IPC does not simply refer to the regulation of industrial processes that release substances into more than one environmental medium. Some industrial processes prescribed for IPC could release substances into only one environmental medium. It is the prescribed processes that are, more often than not, the most hazardous and are termed Part A processes:
  • Those processes that give rise to significant amounts of special waste.
  • Those that emit substances to sewers or controlled waters with highly noxious effects.
  • Those processes regulated for air emissions previously under the Health and Safety at Work Act 1974.
Part I of the Act also includes a system of air control, mainly from less hazardous and less complicated industrial processes; Local Air Pollution Control (LAPC), which are regulated by local authorities for their emissions to air. Aqueous discharges or any hazardous wastes generated by processes covered by the LAPC regime are subject to Environment Agency control. The control that the local authorities have over air pollution is as powerful as that exercised by the Environment Agency for the other, more polluting and complicated processes under IPC.
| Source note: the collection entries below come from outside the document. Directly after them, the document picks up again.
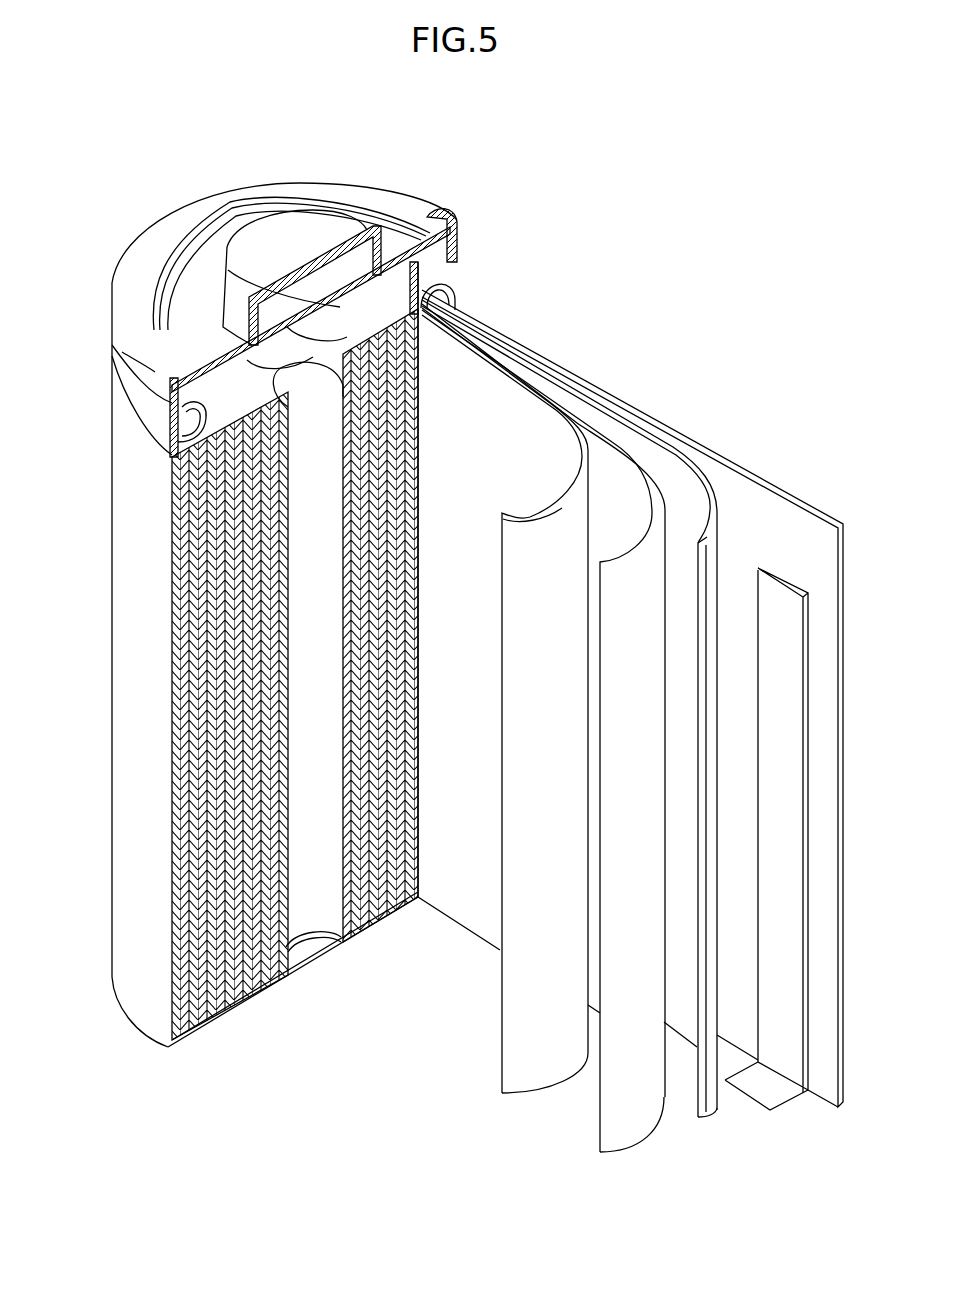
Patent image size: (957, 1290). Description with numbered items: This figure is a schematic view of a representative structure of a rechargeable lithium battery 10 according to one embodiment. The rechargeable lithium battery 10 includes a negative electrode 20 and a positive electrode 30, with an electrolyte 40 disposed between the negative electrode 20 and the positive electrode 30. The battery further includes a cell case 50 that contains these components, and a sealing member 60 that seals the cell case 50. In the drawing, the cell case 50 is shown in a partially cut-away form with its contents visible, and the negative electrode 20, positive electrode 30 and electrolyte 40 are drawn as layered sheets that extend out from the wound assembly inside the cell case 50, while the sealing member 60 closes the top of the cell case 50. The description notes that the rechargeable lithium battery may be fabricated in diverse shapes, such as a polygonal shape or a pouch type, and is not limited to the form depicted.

The rechargeable lithium battery 10 is at (528, 158).
The negative electrode 20 is at (773, 517).
The positive electrode 30 is at (548, 402).
The electrolyte 40 is at (610, 445).
The cell case 50 is at (124, 626).
The sealing member 60 is at (295, 236).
The operator of a prescribed process for IPC has a duty of care to ensure that the release of prescribed substances into the environment are prevented, or at the very least, minimised. using the best available techniques not entailing excessive cost. (BATNEEC).

Where BATNEEC is applied to processes that could release prescribed substances into more than one environmental medium, (Schedule processes) operators are charged with a duty to Concentrate upon the best practicable environmental option. (BPEO)

EPA 1990 does not take account of BATNEEC.